Si la résolution n’a pas de valeur législative, Marine Le Pen a demandé au gouvernement de tenir «compte» du vote du Parlement sur son texte, qui appelle à dénoncer l’accord qui offre aux Algériens des clauses spécifiques en matière d’immigration et de séjour en France. «Nous considérons qu’il n’y a plus rien qui justifie le maintien de cette convention», a-t-elle insisté.
L’accord de 1968 prévoit que l’entrée des Algériens en France est «facilitée» : pour séjourner plus de trois mois sur le territoire, nul besoin d’un visa. Pour accéder à un titre de séjour de dix ans, ils peuvent, si leurs ressources sont suffisantes, en faire la demande après trois ans de résidence en France, contre cinq ans pour les personnes dépendant du droit commun. Les membres de leur famille reçoivent également un certificat de résidence de dix ans dès leur arrivée si la personne qu’ils rejoignent est titulaire d’un titre décennal. Lire notre article.

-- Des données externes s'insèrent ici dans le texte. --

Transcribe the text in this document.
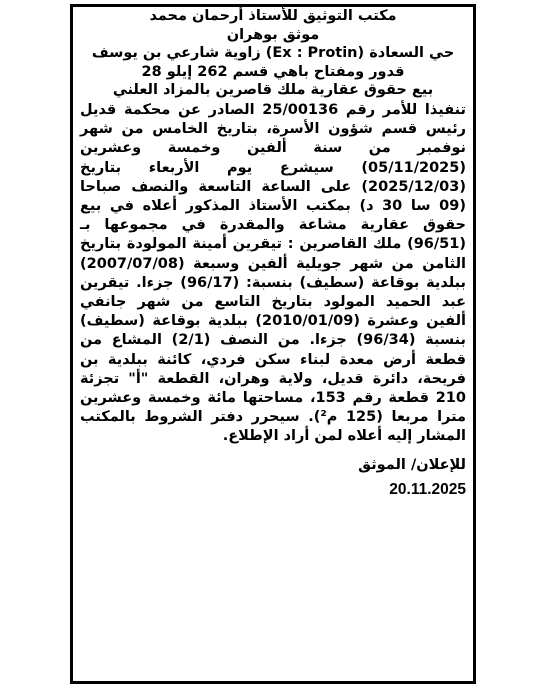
مكتب التوثيق للأستاذ أرحمان محمد

موثق بوهران

حي السعادة (Ex : Protin) زاوية شارعي بن يوسف

قدور ومفتاح باهي قسم 262 إيلو 28

بيع حقوق عقارية ملك قاصرين بالمزاد العلني

تنفيذا للأمر رقم 25/00136 الصادر عن محكمة قديل رئيس قسم شؤون الأسرة، بتاريخ الخامس من شهر نوفمبر من سنة ألفين وخمسة وعشرين (05/11/2025) سيشرع يوم الأربعاء بتاريخ (2025/12/03) على الساعة التاسعة والنصف صباحا (09 سا 30 د) بمكتب الأستاذ المذكور أعلاه في بيع حقوق عقارية مشاعة والمقدرة في مجموعها بـ (96/51) ملك القاصرين : تيقرين أمينة المولودة بتاريخ الثامن من شهر جويلية ألفين وسبعة (2007/07/08) ببلدية بوقاعة (سطيف) بنسبة: (96/17) جزءا. تيقرين عبد الحميد المولود بتاريخ التاسع من شهر جانفي ألفين وعشرة (2010/01/09) ببلدية بوقاعة (سطيف) بنسبة (96/34) جزءا. من النصف (2/1) المشاع من قطعة أرض معدة لبناء سكن فردي، كائنة ببلدية بن فريحة، دائرة قديل، ولاية وهران، القطعة "أ" تجزئة 210 قطعة رقم 153، مساحتها مائة وخمسة وعشرين مترا مربعا (125 م²). سيحرر دفتر الشروط بالمكتب المشار إليه أعلاه لمن أراد الإطلاع.

للإعلان/ الموثق

20.11.2025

Le leader de la France Insoumise n’a pas tardé à réagir à l’adoption par l’Assemblée nationale de la résolution dénonçant l’accord franco-algérien de 1968, portée par le Rassemblement national. «Honte au RN», s’est exclamé Jean-Luc Mélenchon sur X, ajoutant que le parti d’extrême droite «est l’ennemi personnel de millions de compatriotes» et «continue sans fin les guerres du passé». Et de dénoncer la «haine» des députés lepénistes : «L’Algérie, le Maroc, la Tunisie sont des nations sœurs de la France. Nos peuples ont tant de familles et d’amour en commun !»
«C’est une journée qu’on peut qualifier d’historique pour le RN», s’est félicitée après la cheffe des députés d’extrême droite Marine Le Pen, soulignant qu’il s’agissait du premier texte de son parti approuvé par l’Assemblée, en dépit des oppositions de la gauche, des macronistes et du gouvernement.
Les groupes PS et Ecologistes ont critiqué l’absence de Gabriel Attal et des députés du groupe Ensemble pour la République après la victoire du RN à l’Assemblée. Pour sa niche parlementaire, la formation d’extrême droite avait choisi d’inscrire en premier à l’agenda un texte visant à «dénoncer les accords» de 1968 avec Alger. Le parti d’extrême droite est parvenu à faire voter, à une voix près, un texte non contraignant mais hautement symbolique. «Ils étaient où les macronistes ? G Attal absent ! À 1 voix près Horizons (E. Philippe), LR et l’extrême droite votent ensemble la fin de l’accord de 1968 avec l’Algérie», a ainsi dénoncé le patron des députés socialistes Olivier Faure sur X. Gabriel Attal avait toutefois lui-même appelé à dénoncer l’accord de 1968, en janvier, pour «poser les limites et assumer le rapport de force avec l’Algérie», notamment à l’aune de l’arrestation de l’écrivain franco-algérien Boualem Sansal. Mais son groupe était contre le texte du RN.